A developing medical theory that hepatitis C can be
overcome with the same type of drug cocktails that tamed HIV has
driven acquisition strategies as companies try to anticipate
which products work best with other medicines.
Because only a few hepatitis C drugs are approved, and
others in testing may not pan out, “we don’t know what the
winning formula will be,” Ben Weintraub, an industry analyst at
Wolters Kluwer InThought in New York, said during a Bg
Industries panel last week. To raise the odds, “companies are
doing M&A and starting new trials on almost a daily basis.”

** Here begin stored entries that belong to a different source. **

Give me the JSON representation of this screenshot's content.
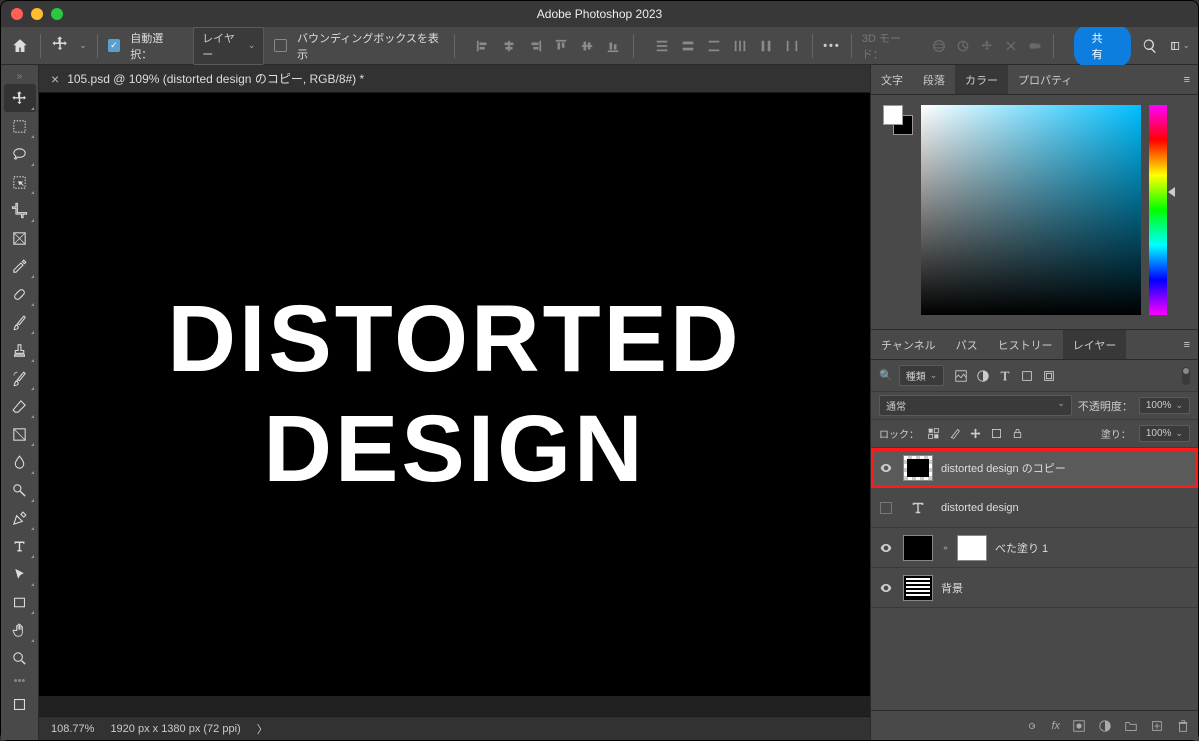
{
  "titlebar": {
    "title": "Adobe Photoshop 2023"
  },
  "optbar": {
    "auto_select_label": "自動選択：",
    "layer_select": "レイヤー",
    "bounding_label": "バウンディングボックスを表示",
    "threed_label": "3D モード：",
    "share_label": "共有"
  },
  "tab": {
    "title": "105.psd @ 109% (distorted design のコピー, RGB/8#) *"
  },
  "canvas": {
    "text1": "DISTORTED",
    "text2": "DESIGN"
  },
  "statusbar": {
    "zoom": "108.77%",
    "dims": "1920 px x 1380 px (72 ppi)"
  },
  "top_panel_tabs": [
    "文字",
    "段落",
    "カラー",
    "プロパティ"
  ],
  "bottom_panel_tabs": [
    "チャンネル",
    "パス",
    "ヒストリー",
    "レイヤー"
  ],
  "layer_panel": {
    "filter_label": "種類",
    "blend_mode": "通常",
    "opacity_label": "不透明度：",
    "opacity_value": "100%",
    "lock_label": "ロック：",
    "fill_label": "塗り：",
    "fill_value": "100%",
    "layers": [
      {
        "name": "distorted design のコピー",
        "visible": true,
        "highlighted": true,
        "selected": true,
        "thumb": "checker"
      },
      {
        "name": "distorted design",
        "visible": false,
        "thumb": "text"
      },
      {
        "name": "べた塗り 1",
        "visible": true,
        "thumb": "solid"
      },
      {
        "name": "背景",
        "visible": true,
        "thumb": "bg"
      }
    ],
    "bottom_fx_label": "fx"
  },
  "search_placeholder": "種類"
}
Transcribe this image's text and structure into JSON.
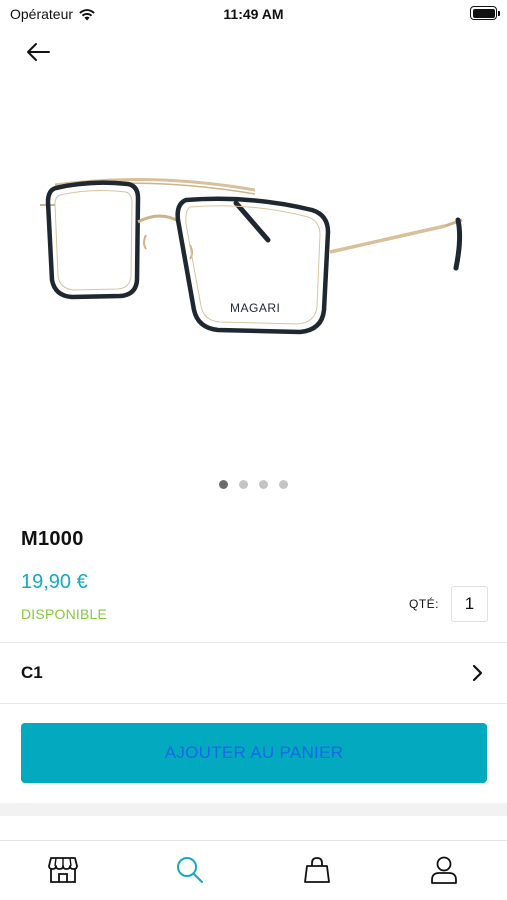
{
  "status_bar": {
    "carrier": "Opérateur",
    "time": "11:49 AM"
  },
  "header": {
    "back_icon": "arrow-left-icon"
  },
  "product": {
    "image_brand": "MAGARI",
    "name": "M1000",
    "price": "19,90 €",
    "availability": "DISPONIBLE",
    "quantity_label": "QTÉ:",
    "quantity_value": "1",
    "variant": "C1",
    "add_to_cart_label": "AJOUTER AU PANIER"
  },
  "carousel": {
    "count": 4,
    "active_index": 0
  },
  "tab_bar": {
    "items": [
      {
        "icon": "store-icon"
      },
      {
        "icon": "search-icon"
      },
      {
        "icon": "shopping-bag-icon"
      },
      {
        "icon": "user-icon"
      }
    ]
  },
  "colors": {
    "accent": "#17a9c0",
    "button_bg": "#03a9bf",
    "button_text": "#1769e4",
    "available": "#86c93e"
  }
}
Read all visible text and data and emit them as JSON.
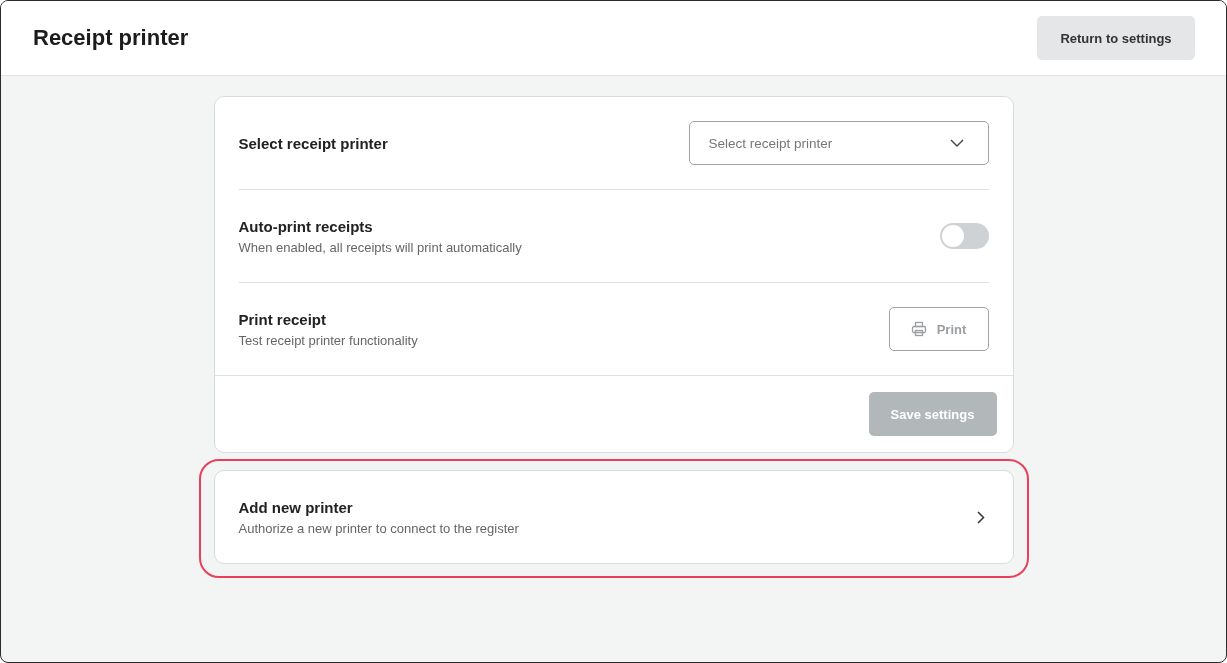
{
  "header": {
    "title": "Receipt printer",
    "button": "Return to settings"
  },
  "settings": [
    {
      "kind": "select",
      "title": "Select receipt printer",
      "placeholder": "Select receipt printer"
    },
    {
      "kind": "toggle",
      "title": "Auto-print receipts",
      "description": "When enabled, all receipts will print automatically",
      "on": false
    },
    {
      "kind": "action",
      "title": "Print receipt",
      "description": "Test receipt printer functionality",
      "button": "Print",
      "disabled": true
    }
  ],
  "save_button": {
    "label": "Save settings",
    "disabled": true
  },
  "add_printer": {
    "title": "Add new printer",
    "description": "Authorize a new printer to connect to the register",
    "highlighted": true
  }
}
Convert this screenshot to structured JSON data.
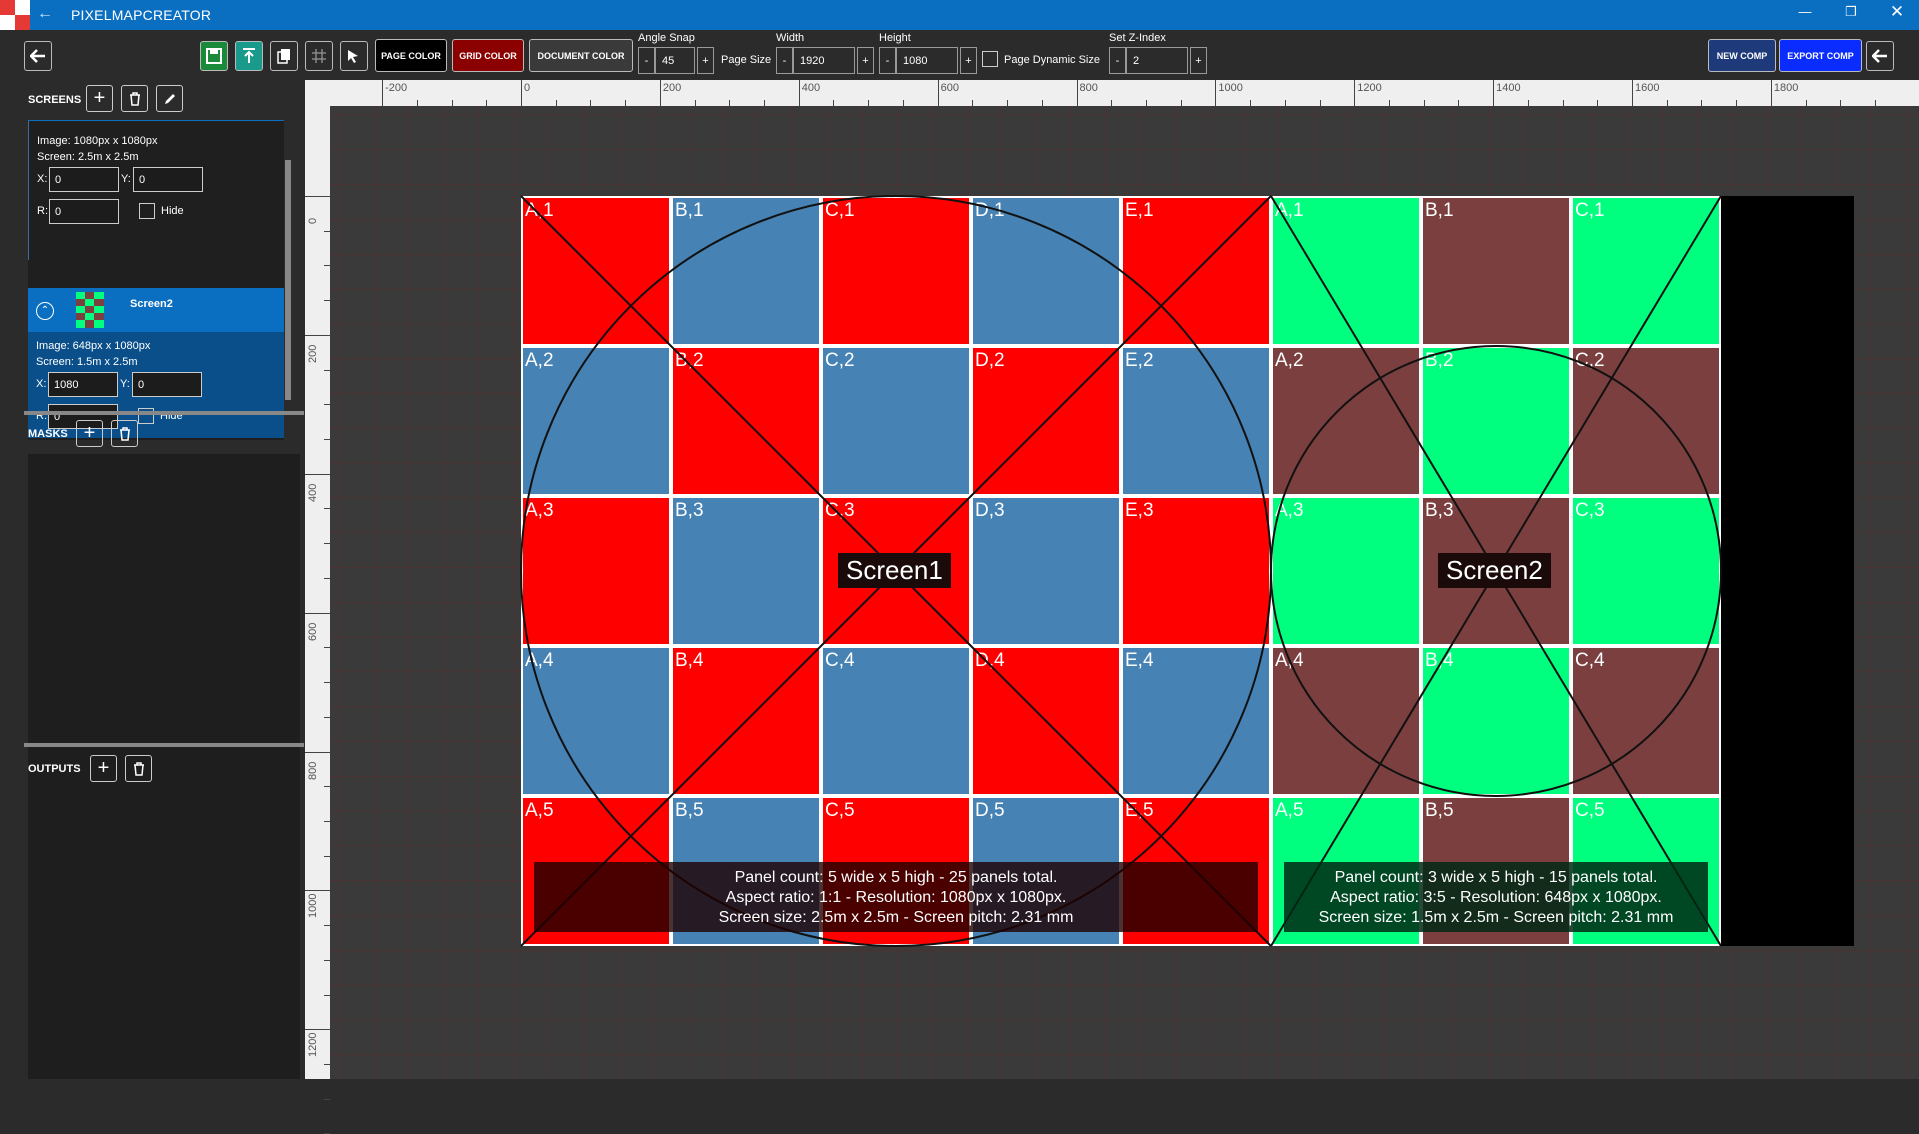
{
  "app": {
    "title": "PIXELMAPCREATOR"
  },
  "toolbar": {
    "page_color": "PAGE COLOR",
    "grid_color": "GRID COLOR",
    "document_color": "DOCUMENT COLOR",
    "angle_snap_label": "Angle Snap",
    "angle_snap": "45",
    "page_size_label": "Page Size",
    "width_label": "Width",
    "width": "1920",
    "height_label": "Height",
    "height": "1080",
    "page_dynamic_label": "Page Dynamic Size",
    "z_index_label": "Set Z-Index",
    "z_index": "2",
    "new_comp": "NEW COMP",
    "export_comp": "EXPORT COMP",
    "minus": "-",
    "plus": "+"
  },
  "sidebar": {
    "screens_title": "SCREENS",
    "masks_title": "MASKS",
    "outputs_title": "OUTPUTS",
    "screens": [
      {
        "name": "",
        "image": "Image: 1080px x 1080px",
        "screen": "Screen: 2.5m x 2.5m",
        "x": "0",
        "y": "0",
        "r": "0",
        "hide": "Hide"
      },
      {
        "name": "Screen2",
        "image": "Image: 648px x 1080px",
        "screen": "Screen: 1.5m x 2.5m",
        "x": "1080",
        "y": "0",
        "r": "0",
        "hide": "Hide"
      }
    ],
    "x_label": "X:",
    "y_label": "Y:",
    "r_label": "R:"
  },
  "rulers": {
    "h": [
      "-200",
      "0",
      "200",
      "400",
      "600",
      "800",
      "1000",
      "1200",
      "1400",
      "1600",
      "1800"
    ],
    "v": [
      "0",
      "200",
      "400",
      "600",
      "800",
      "1000",
      "1200"
    ]
  },
  "canvas": {
    "screen1": {
      "label": "Screen1",
      "cols": [
        "A",
        "B",
        "C",
        "D",
        "E"
      ],
      "rows": [
        "1",
        "2",
        "3",
        "4",
        "5"
      ],
      "colors": [
        "#ff0000",
        "#4682b4"
      ],
      "info": [
        "Panel count: 5 wide x 5 high - 25 panels total.",
        "Aspect ratio: 1:1 - Resolution: 1080px x 1080px.",
        "Screen size: 2.5m x 2.5m - Screen pitch: 2.31 mm"
      ]
    },
    "screen2": {
      "label": "Screen2",
      "cols": [
        "A",
        "B",
        "C"
      ],
      "rows": [
        "1",
        "2",
        "3",
        "4",
        "5"
      ],
      "colors": [
        "#00ff7f",
        "#7b3f3f"
      ],
      "info": [
        "Panel count: 3 wide x 5 high - 15 panels total.",
        "Aspect ratio: 3:5 - Resolution: 648px x 1080px.",
        "Screen size: 1.5m x 2.5m - Screen pitch: 2.31 mm"
      ]
    }
  },
  "icons": {
    "back": "arrow-left-icon",
    "save": "save-icon",
    "upload": "upload-icon",
    "copy": "copy-icon",
    "grid": "grid-icon",
    "tool": "cursor-icon",
    "edit": "pencil-icon",
    "delete": "trash-icon",
    "add": "plus-icon"
  }
}
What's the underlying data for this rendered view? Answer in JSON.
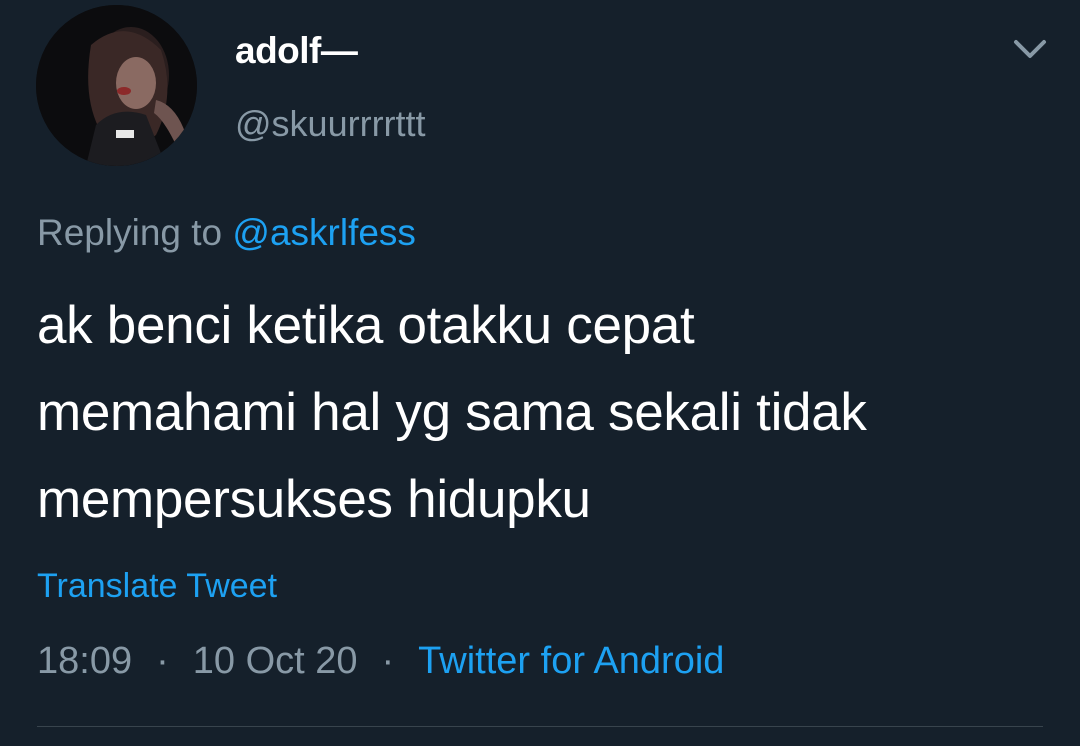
{
  "user": {
    "display_name": "adolf—",
    "handle": "@skuurrrrttt",
    "avatar_icon": "profile-photo"
  },
  "reply": {
    "prefix": "Replying to ",
    "mention": "@askrlfess"
  },
  "tweet": {
    "lines": [
      "ak benci ketika otakku cepat",
      "memahami hal yg sama sekali tidak",
      "mempersukses hidupku"
    ],
    "translate_label": "Translate Tweet"
  },
  "meta": {
    "time": "18:09",
    "separator": "·",
    "date": "10 Oct 20",
    "source": "Twitter for Android"
  },
  "icons": {
    "menu": "chevron-down-icon"
  },
  "colors": {
    "background": "#15202b",
    "accent": "#1da1f2",
    "secondary_text": "#8899a6",
    "divider": "#38444d"
  }
}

While the results announced today by Gilead
“disappointed,” a “disaster scenario is unlikely,” said
Robyn Karnauskas, an analyst with Deutsche Bank in New York, in
a note to clients.

Future Trials

The data were from a study in patients who hadn’t responded
to an earlier treatment involving interferon. Gilead will
consider combining other direct-acting antivirals with 7977 and
longer treatment times, company executives said on a conference
call today with analysts and investors.
“These data answer an important question about the use of
GS-7977 and ribavirin for the treatment of genotype 1 null
responder patients, suggesting that additional direct acting
antivirals may be necessary to effectively treat this patient
population,” Norbert Bischofberger, Gilead’s chief scientific
officer, said in a statement.
“We will continue to explore a number of therapeutic
approaches to address this significant unmet medical need,
including combinations with other oral antivirals,” he said.